To generations of medical students, from mine to the present, the name Frank Netter has a magical connotation. He was the doctor who drew the remarkably lifelike images that we all used to learn anatomy. They were so lifelike, we joked, that we trusted them more than what we actually saw in our cadavers or on CAT scans.
Who was Frank Netter and how did he come to be the world’s most famous medical illustrator? Fortunately, his daughter Francine has written a forthcoming biography of her father, entitled Medicine’s Michaelangelo.
As we learn, if Netter’s mother had had her way, Netter would have retired his paintbrush in favor of a stethoscope. It is because he did not, though, that we have timeless illustrations like this.
Copyright Elsevier Inc. All rights reserved.
Netter was born in Manhattan in 1906 and showed aptitude for art at an early age. During high school, he studied at the prestigious National Academy of Design, where he drew nude figures. At New York’s City College, Netter drew portraits and cartoons for the school’s yearbook and spent the summers as an artist and set designer at a hotel in the Catskills.
But despite his remarkable talent, he had promised his mother he would go to medical school and, in 1927, he enrolled at New York University Medical College. While his fellow classmates spent their spare time studying for examinations, Netter drew haunting images of Bellevue Hospital, where he would eventually complete his internship and, in a harbinger of things to come, a picture entitled “Healing Hands,” in which a doctor applied a bandage to a patient’s fingers.
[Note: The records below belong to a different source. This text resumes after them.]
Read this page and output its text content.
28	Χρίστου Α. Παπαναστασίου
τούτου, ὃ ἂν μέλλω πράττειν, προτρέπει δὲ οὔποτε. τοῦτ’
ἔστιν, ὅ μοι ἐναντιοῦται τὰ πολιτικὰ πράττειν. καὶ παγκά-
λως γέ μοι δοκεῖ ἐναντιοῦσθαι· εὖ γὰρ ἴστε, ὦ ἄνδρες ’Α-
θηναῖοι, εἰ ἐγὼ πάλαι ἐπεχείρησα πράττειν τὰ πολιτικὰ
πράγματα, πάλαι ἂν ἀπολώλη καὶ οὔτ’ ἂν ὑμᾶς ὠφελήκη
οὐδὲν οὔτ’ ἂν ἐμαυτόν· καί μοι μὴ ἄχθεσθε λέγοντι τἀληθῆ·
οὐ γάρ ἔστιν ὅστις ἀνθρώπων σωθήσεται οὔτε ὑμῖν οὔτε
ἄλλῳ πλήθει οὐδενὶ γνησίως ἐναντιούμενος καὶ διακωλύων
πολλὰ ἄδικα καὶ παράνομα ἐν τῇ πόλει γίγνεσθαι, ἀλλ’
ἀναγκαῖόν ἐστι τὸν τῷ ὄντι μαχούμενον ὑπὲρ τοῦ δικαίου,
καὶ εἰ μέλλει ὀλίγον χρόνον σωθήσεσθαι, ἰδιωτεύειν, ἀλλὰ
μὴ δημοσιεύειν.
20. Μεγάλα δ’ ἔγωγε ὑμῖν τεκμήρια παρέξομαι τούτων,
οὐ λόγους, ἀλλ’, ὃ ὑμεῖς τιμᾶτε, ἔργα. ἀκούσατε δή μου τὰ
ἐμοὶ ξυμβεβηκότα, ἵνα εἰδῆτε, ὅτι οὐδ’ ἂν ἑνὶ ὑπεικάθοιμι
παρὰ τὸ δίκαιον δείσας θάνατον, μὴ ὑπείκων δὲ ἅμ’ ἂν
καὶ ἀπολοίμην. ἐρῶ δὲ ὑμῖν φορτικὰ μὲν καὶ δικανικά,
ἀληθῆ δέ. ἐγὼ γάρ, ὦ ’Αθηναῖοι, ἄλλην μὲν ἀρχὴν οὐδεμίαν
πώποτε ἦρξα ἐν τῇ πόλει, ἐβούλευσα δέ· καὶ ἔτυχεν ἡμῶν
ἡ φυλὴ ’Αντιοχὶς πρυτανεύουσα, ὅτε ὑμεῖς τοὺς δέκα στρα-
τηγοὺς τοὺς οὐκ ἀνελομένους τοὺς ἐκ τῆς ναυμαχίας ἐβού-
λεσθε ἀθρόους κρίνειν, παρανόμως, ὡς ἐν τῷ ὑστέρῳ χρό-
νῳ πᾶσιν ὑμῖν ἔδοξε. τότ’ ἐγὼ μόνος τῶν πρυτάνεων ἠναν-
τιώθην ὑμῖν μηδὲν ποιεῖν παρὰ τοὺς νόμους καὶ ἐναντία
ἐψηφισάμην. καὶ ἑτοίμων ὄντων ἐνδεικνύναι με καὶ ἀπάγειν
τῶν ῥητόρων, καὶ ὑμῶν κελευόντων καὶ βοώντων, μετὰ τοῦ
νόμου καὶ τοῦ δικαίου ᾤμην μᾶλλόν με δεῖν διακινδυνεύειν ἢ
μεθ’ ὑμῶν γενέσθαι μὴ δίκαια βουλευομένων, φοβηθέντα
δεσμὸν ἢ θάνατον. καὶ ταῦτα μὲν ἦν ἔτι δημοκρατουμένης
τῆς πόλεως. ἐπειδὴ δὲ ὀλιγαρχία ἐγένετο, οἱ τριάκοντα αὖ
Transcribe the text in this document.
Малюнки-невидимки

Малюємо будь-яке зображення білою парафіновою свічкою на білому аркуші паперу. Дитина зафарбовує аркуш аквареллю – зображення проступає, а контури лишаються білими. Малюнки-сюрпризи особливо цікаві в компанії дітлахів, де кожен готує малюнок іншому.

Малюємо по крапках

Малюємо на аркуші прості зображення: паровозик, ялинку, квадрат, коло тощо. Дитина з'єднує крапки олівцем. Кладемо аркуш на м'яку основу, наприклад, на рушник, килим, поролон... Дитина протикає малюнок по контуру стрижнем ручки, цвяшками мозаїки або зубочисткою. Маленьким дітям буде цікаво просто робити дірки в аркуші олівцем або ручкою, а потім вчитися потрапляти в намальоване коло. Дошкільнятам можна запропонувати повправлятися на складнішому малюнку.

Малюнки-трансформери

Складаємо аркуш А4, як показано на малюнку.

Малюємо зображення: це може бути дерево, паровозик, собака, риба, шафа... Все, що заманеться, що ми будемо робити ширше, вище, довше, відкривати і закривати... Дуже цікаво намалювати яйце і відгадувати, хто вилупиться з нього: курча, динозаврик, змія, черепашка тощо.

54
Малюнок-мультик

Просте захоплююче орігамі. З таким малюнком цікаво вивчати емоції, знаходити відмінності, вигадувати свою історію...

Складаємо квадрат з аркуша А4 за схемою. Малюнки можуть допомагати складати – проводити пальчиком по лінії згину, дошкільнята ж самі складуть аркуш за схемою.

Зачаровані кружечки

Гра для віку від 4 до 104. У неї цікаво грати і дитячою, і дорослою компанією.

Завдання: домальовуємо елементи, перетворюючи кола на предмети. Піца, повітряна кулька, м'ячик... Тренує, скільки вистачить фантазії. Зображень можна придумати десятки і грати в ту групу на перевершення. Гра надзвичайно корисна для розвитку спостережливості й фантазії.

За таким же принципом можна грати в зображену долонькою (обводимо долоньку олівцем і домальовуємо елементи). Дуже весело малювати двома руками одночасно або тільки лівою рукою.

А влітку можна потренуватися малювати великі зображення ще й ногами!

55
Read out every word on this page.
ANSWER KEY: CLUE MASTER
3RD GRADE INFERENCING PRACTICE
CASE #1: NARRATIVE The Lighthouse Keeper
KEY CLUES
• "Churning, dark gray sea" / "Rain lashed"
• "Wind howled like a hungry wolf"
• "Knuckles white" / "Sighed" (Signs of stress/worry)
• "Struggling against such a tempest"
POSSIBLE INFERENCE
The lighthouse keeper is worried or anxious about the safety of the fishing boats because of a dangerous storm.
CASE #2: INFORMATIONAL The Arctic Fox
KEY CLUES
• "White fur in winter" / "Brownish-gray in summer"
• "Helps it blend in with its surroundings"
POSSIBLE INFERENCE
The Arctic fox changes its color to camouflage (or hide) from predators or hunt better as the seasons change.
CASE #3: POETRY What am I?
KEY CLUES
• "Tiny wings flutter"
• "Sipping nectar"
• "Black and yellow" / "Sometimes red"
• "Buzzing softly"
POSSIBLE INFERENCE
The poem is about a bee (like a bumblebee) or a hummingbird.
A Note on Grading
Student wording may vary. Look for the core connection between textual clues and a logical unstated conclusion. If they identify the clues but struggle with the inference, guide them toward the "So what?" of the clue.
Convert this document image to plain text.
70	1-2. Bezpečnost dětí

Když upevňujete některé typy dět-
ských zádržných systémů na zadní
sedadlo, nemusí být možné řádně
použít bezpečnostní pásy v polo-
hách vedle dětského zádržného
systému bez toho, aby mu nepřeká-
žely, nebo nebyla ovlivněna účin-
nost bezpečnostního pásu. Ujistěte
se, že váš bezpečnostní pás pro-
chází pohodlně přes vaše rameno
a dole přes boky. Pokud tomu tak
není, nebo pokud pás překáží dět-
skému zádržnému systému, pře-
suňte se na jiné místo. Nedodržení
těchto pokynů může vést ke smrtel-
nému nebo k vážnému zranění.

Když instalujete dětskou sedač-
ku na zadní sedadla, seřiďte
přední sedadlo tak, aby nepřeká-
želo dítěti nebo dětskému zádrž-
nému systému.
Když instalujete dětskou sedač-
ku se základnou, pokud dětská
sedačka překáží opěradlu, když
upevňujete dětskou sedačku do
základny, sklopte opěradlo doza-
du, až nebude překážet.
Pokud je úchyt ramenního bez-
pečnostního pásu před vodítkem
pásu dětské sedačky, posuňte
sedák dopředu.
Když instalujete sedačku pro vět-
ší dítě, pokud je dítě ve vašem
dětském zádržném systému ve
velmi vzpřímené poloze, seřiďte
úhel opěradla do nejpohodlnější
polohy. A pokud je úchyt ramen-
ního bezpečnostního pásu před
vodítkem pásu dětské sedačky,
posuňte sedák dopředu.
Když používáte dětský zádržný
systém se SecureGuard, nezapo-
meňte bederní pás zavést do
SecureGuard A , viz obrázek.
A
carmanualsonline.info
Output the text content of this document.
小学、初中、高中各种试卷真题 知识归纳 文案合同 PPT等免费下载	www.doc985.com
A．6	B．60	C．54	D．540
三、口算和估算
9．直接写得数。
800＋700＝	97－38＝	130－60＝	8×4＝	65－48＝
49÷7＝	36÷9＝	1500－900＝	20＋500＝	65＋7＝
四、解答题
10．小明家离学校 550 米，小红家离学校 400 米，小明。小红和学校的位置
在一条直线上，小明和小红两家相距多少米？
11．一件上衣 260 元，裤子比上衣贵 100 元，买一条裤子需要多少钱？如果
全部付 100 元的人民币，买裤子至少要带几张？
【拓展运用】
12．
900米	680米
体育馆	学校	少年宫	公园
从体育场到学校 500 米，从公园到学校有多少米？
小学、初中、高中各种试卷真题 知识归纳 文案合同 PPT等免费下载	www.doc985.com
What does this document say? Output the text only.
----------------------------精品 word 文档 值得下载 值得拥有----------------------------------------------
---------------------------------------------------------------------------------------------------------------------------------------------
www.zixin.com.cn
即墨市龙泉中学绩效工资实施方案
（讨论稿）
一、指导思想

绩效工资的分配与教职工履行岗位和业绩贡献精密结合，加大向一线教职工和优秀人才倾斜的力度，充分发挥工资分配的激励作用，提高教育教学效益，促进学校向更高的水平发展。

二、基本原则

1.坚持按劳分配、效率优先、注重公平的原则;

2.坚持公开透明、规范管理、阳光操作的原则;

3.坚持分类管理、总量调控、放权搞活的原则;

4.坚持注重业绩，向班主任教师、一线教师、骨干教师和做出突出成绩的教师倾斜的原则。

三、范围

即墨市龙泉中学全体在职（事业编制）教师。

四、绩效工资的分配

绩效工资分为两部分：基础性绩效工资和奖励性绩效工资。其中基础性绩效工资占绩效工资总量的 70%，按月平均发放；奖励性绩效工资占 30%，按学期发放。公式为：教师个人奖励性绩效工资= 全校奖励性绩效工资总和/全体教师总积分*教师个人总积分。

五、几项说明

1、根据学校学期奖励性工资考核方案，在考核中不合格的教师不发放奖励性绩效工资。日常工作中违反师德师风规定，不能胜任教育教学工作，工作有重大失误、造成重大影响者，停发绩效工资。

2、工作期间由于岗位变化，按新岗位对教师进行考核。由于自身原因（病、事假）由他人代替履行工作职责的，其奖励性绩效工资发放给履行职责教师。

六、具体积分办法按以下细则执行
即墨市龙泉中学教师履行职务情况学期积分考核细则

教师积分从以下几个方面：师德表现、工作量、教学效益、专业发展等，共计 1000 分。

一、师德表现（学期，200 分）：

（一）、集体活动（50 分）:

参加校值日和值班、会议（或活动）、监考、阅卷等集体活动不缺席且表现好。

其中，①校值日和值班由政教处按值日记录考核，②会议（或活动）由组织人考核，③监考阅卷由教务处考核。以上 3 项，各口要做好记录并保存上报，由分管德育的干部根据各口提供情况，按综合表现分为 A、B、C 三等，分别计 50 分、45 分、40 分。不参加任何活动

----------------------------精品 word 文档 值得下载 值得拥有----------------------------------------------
“I do not know of anybody in the past several hundred years who has done anything like this.”
Netter did practice medicine briefly but, as Francine writes, “the demand for Frank’s sable brush grew faster than the demand for his scalpel.” His portraits, drawings of body parts and, at the behest of pharmaceutical companies, images of new drugs and how they worked were simply too vivid and unique to ignore. In 1934, Netter saw his last patient.
It would be Netter’s relationship with drug manufacturers that propelled forth his career as a medical artist. In 1937, the Ciba Company asked him to prepare an illustrated flyer for its version of digitalis, a heart drug. A remarkably long marriage was born. Over the next five decades, Netter worked with the company, later known as Ciba-Geigy, to produce the Ciba Collection of Medical Illustrations and the Clinical Symposia, beautifully illustrated books that depicted both normal anatomy as well as the pathology associated with specific diseases. The over 4,000 illustrations made by Netter during his career also depicted patients (drawn from models) suffering from conditions like bronchial asthma, angina and major depression. One picture showed a patient with end-stage liver disease on water restriction desperately drinking from a toilet. When Netter required surgery for an aortic aneurysm near the end of his life, he used the occasion to make diagrams of the operation he needed. Netter’s work was voluminous, covering a vast array of topics and diseases. Ciba distributed his illustrations far and wide to medical students and physicians—usually for free—as a marketing tool.
Words do not really do justice to the exquisite nature of Netter’s diagrams. The Saturday Evening Post termed him the “Michelangelo of Medicine” and featured his work alongside that of Norman Rockwell. A reviewer of Netter’s Atlas of Human Anatomy, which compiled hundreds of Netter’s best images, equated Netter’s influence on anatomy to that of Leonardo Da Vinci.
Copyright Elsevier Inc. All rights reserved.
Medicine’s Michelangelo is less of a page turner than a labor of love. If many famous artists are temperamental, Netter was not. Indeed, he seems to have been humble to a fault. In addition, the book contains lots of names of Netter’s various coworkers that will not be of interest to the average reader.
Nor did Francine Netter situate her father’s career within other relevant developments in the history of medicine. For example, it would have been interesting to explore Ciba’s decision to distribute Netter’s work for free to physicians in light of all of the negative commentary about the marketing techniques of modern pharmaceutical companies. And I would have loved to have heard what Frank Netter thought about the revelations that the famous German atlas of human anatomy by Eduard Pernkopf contained images of Jews killed during the Nazi regime.
But Francine Netter has done an admirable job of documenting her father’s remarkable career. As one of Netter’s many awestruck colleagues wrote, “I do not know of anybody in the past several hundred years who has done anything like this.”